Raccontano i progettisti: “La rilegatura a spirale aiuta questo pensiero ad esprimersi concretamente tenendo insieme le tre parti senza costringerle in una rilegatura immobile e vincolante; consentendo inoltre al lettore di staccare facilmente le pagine dalla pubblicazione per appenderle al muro o estrapolarle per utilizzarle in altri contesti relativi alla discriminazione o alla diseguaglianza di genere.
Queste due indagini visive, sono state rilegate con una spirale metallica con il principale intento di rendere questo libro un semplice e economico strumento per la realizzazione di mostre sul tema della parità di genere.
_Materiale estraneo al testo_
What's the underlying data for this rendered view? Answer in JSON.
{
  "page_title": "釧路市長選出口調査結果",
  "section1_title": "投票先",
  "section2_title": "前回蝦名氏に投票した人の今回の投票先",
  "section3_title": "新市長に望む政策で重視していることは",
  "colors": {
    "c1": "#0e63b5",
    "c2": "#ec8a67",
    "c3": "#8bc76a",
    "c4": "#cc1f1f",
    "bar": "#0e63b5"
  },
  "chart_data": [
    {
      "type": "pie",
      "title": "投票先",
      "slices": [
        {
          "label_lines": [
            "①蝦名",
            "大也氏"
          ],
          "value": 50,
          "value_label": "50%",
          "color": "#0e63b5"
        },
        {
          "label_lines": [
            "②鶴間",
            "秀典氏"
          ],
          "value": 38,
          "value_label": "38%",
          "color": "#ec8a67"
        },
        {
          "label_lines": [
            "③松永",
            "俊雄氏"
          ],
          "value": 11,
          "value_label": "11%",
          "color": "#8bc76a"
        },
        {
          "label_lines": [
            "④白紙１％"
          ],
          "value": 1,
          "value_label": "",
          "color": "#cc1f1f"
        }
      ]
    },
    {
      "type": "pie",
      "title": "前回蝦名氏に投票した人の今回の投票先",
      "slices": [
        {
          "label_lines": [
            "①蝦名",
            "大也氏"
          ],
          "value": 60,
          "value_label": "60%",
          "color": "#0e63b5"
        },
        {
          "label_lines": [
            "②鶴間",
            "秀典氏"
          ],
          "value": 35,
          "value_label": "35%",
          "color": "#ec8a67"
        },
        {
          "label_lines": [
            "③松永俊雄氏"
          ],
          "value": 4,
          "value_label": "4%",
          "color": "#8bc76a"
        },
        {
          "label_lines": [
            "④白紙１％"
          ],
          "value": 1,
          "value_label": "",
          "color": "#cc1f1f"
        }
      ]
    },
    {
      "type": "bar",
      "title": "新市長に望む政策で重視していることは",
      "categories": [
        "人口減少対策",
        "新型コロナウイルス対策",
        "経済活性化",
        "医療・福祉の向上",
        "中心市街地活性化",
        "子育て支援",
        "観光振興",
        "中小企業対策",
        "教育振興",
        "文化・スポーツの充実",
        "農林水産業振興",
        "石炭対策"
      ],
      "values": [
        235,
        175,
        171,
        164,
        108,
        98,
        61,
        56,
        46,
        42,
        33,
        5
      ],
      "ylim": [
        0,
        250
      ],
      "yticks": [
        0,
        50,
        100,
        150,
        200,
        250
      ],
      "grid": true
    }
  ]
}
Prendendo due copie del libro e tagliandole con un taglierina vicino alla rilegatura ad anelli, si otterranno dei fogli sciolti che, seguendo le istruzioni in fondo al libro, possono essere affiancati per comporre delle tavole da appendere al muro. Nel caso dell’“Atlante della Misogenia” si otterranno venti grandi mappe delle città italiane, mentre nel caso di “Bellezza d’Italia” si potrà comporre una lunga striscia continua o tagliare i singoli personaggi e riarrangiarli in infinite combinazioni e relazioni.
Alcune scelte grafiche come i fondi bronzei e neri delle pagine, inoltre, rafforzano il contrasto tra la musealità delle opere e la crudezza della vicenda di violenza; dettagli che uniti a un carattere “semplice” come l’Union di Radim Pesko riportano ad oggi il contenuto pesantemente contemporaneo.
Volevamo usare un carattere “semplice”, che potesse funzionare bene con l’arte e anche con la grande quantità di mappe e piccoli dettagli nel libro. L’Union di Radim Peško si colloca da qualche parte tra Helvetica e Arial, un tipo di carattere neutro che funziona molto bene sia in dimensioni ridotte che in dimensioni maggiori, perfetto per questo tipo di progetto”.